Killer whales can only survive in groups, and Keiko, who has failed to adapt to his natural environment, would therefore not be able to survive on his own, according to experts.
Jack Foster, an American responsible for Keiko's care, claims not to be disappointed despite the project's failure.
"It's all only a question of money", countered Jon Gunnarson, the man who originally captured Keiko and was paid one third the sum now spent to keep Keiko alive each month."And I think it's repugnant to think that American children are breaking open their piggy-banks to finance the captivity of this warted and ailing animal, who is incapable of attacking a baby herring, and who will never ever make it to the deep sea again."
CAMPAIGN HOPES TO `FREE WILLY' IN MID-2000
Stockholm, Sept 22 Reuters - Celebrity killer whale Keiko could be freed into the wild in mid-2000, according to the organisers of an campaign which returned him to his native Iceland exactly one year ago.


The five-tonne star of the first Free Willy movie was flown home from the United States and released into a floating pen in the remote Westman Islands as the first step to freedom.
He has been continually fed and monitored, at an estimated cost of $US2 million ($NZ3.85 million), while contact with humans has been reduced."Keiko has never been in better physical condition and we are hoping to release him into the wild next summer, probably in June," Hallur Hallsson of the Ocean Futures Society said."He is spending more and more time under the surface and we are limiting human contact as much as possible. He may miss it, but if he is to return to the wild he has to abandon our world.

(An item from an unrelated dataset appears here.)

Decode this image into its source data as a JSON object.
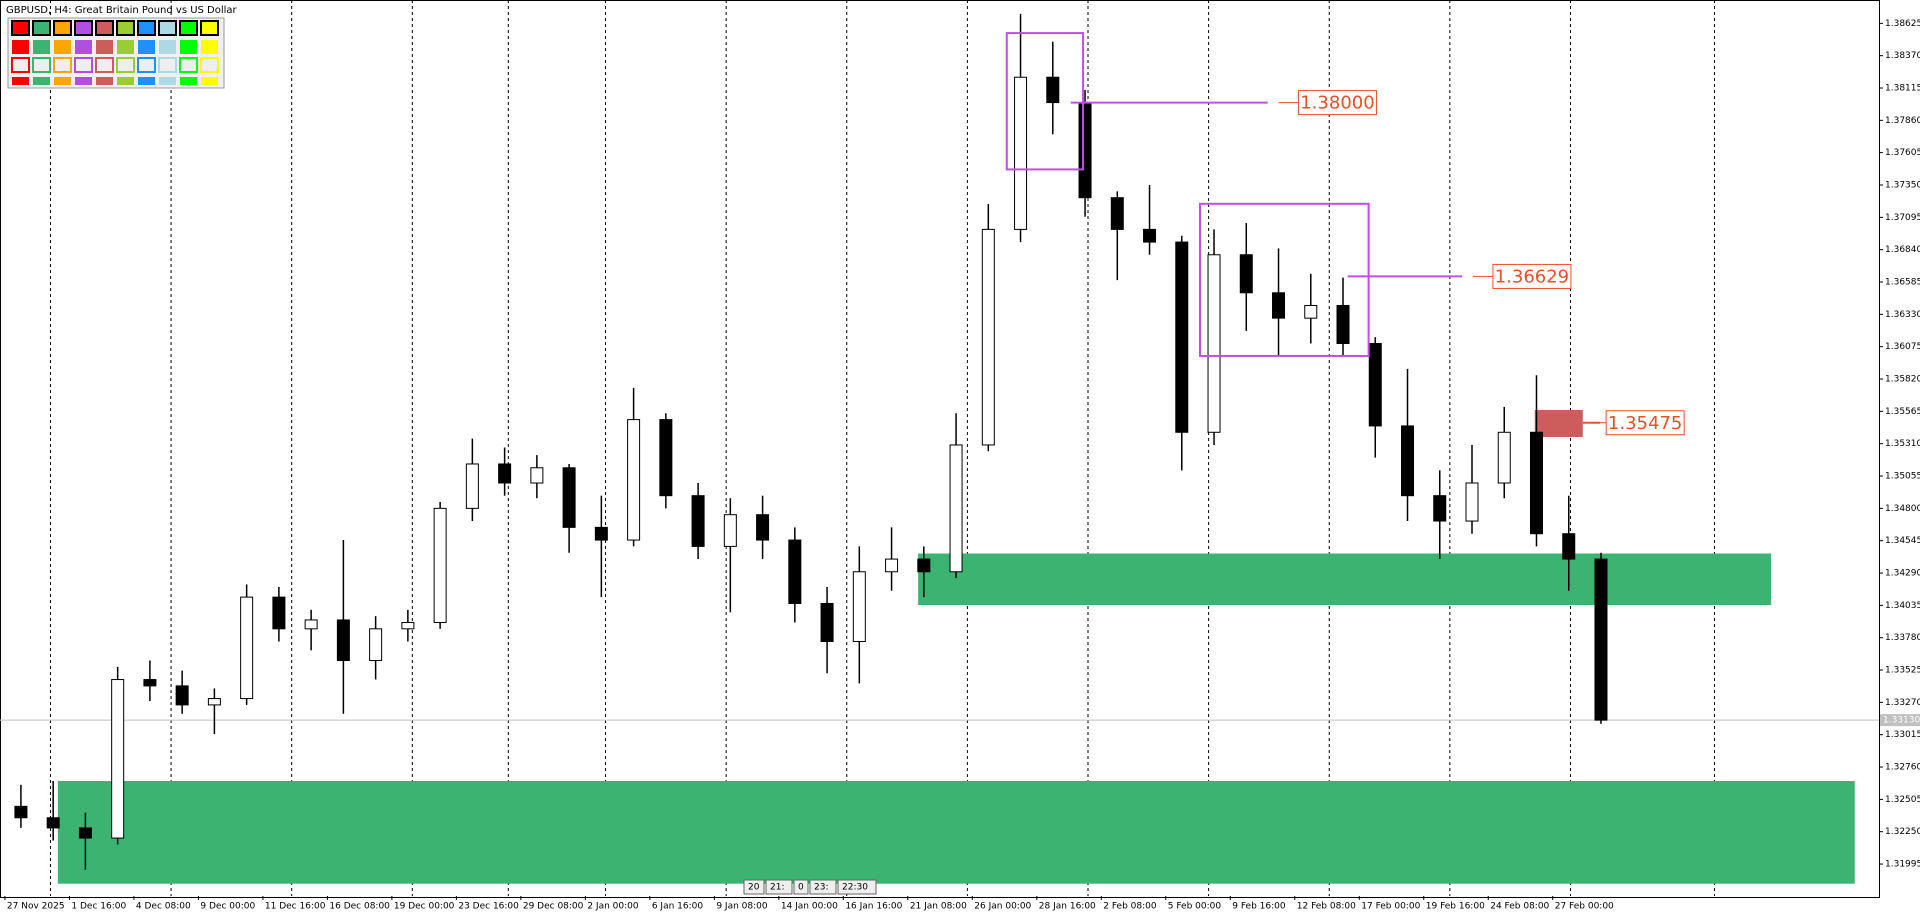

Keiko will be taken out of his pen next spring for 'walks' around the islands, with his trainers following him in boats."We want to gradually introduce him back into the wild but the best thing would be if Keiko just swam off."
Hallsson said it was the first ever attempt to return a killer whale to the wild after years in captivity.
He was the star attraction at a Mexico City amusement park before rising to fame in 1993 in Free Willy, in which a boy befriends a killer whale in a theme park and helps him escape.
Hallsson said Keiko was doing better than expected but was still being fed daily with dead herring.

"Attempts to feed him live fish earlier this year failed but the scientists believe that once he is in the wild, Keiko's instincts will come back and he will hunt," Hallsson said.
But some scientists are not so optimistic.
Gisli Vikingsson, a biologist at Iceland's Marine Research Institute, said killer whales needed several years to learn survival skills within their own family groups.